Reactivity: The presence of bromoethyl groups introduces halogen functionality, enabling further chemical transformations. This can lead to a variety of synthetic pathways suitable for creating complex molecule architectures.
Biological Applications: Compounds like 6-(2-bromoethyl)-1,3,5-triazine-2,4-diamine have been studied for potential use in pharmaceuticals and agrochemicals. The triazine core is often associated with herbicidal and antimicrobial activities.

As stated by renowned chemist Dr. J. Smith, "The versatility of the triazine structure makes it an essential component in the research for novel therapies and agricultural solutions." This is particularly relevant given the increasing need for innovative strategies in drug discovery and crop protection.

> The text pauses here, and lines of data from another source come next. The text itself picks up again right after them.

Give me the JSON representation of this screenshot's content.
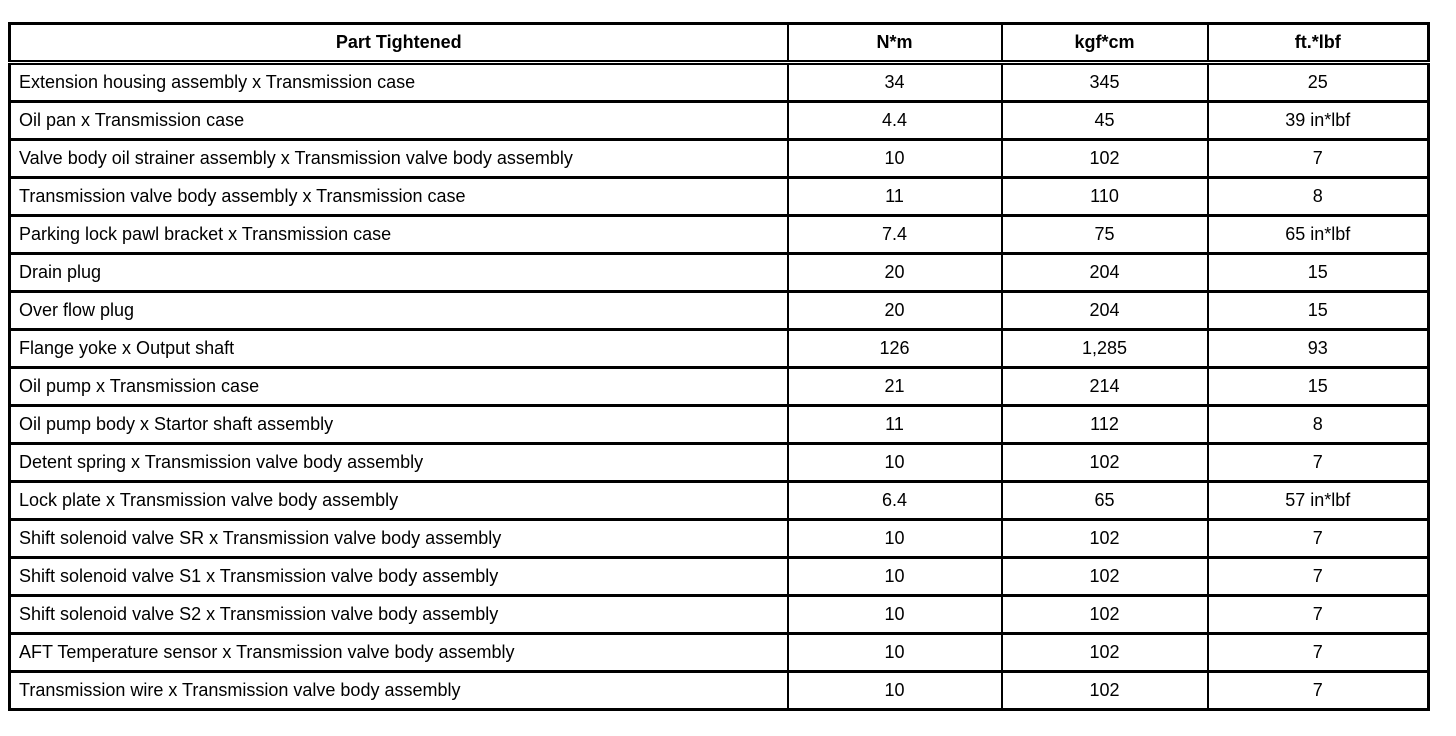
{
  "table": {
    "headers": [
      "Part Tightened",
      "N*m",
      "kgf*cm",
      "ft.*lbf"
    ],
    "rows": [
      [
        "Extension housing assembly x Transmission case",
        "34",
        "345",
        "25"
      ],
      [
        "Oil pan x Transmission case",
        "4.4",
        "45",
        "39 in*lbf"
      ],
      [
        "Valve body oil strainer assembly x Transmission valve body assembly",
        "10",
        "102",
        "7"
      ],
      [
        "Transmission valve body assembly x Transmission case",
        "11",
        "110",
        "8"
      ],
      [
        "Parking lock pawl bracket x Transmission case",
        "7.4",
        "75",
        "65 in*lbf"
      ],
      [
        "Drain plug",
        "20",
        "204",
        "15"
      ],
      [
        "Over flow plug",
        "20",
        "204",
        "15"
      ],
      [
        "Flange yoke x Output shaft",
        "126",
        "1,285",
        "93"
      ],
      [
        "Oil pump x Transmission case",
        "21",
        "214",
        "15"
      ],
      [
        "Oil pump body x Startor shaft assembly",
        "11",
        "112",
        "8"
      ],
      [
        "Detent spring x Transmission valve body assembly",
        "10",
        "102",
        "7"
      ],
      [
        "Lock plate x Transmission valve body assembly",
        "6.4",
        "65",
        "57 in*lbf"
      ],
      [
        "Shift solenoid valve SR x Transmission valve body assembly",
        "10",
        "102",
        "7"
      ],
      [
        "Shift solenoid valve S1 x Transmission valve body assembly",
        "10",
        "102",
        "7"
      ],
      [
        "Shift solenoid valve S2 x Transmission valve body assembly",
        "10",
        "102",
        "7"
      ],
      [
        "AFT Temperature sensor x Transmission valve body assembly",
        "10",
        "102",
        "7"
      ],
      [
        "Transmission wire x Transmission valve body assembly",
        "10",
        "102",
        "7"
      ]
    ],
    "colors": {
      "border": "#000000",
      "background": "#ffffff",
      "text": "#000000"
    }
  }
}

Potential Research Applications:

Development of new intermediates in organic synthesis.
Exploration of biological activities against pathogens and pests.
Investigating the polymerization properties for material science advancements.

In conclusion, the unique structural characteristics and reactivity of 6-(2-bromoethyl)-1,3,5-triazine-2,4-diamine have established it as a noteworthy subject of study in the fields of organic chemistry and biotechnology. Its potential for diverse applications promises exciting possibilities for future research.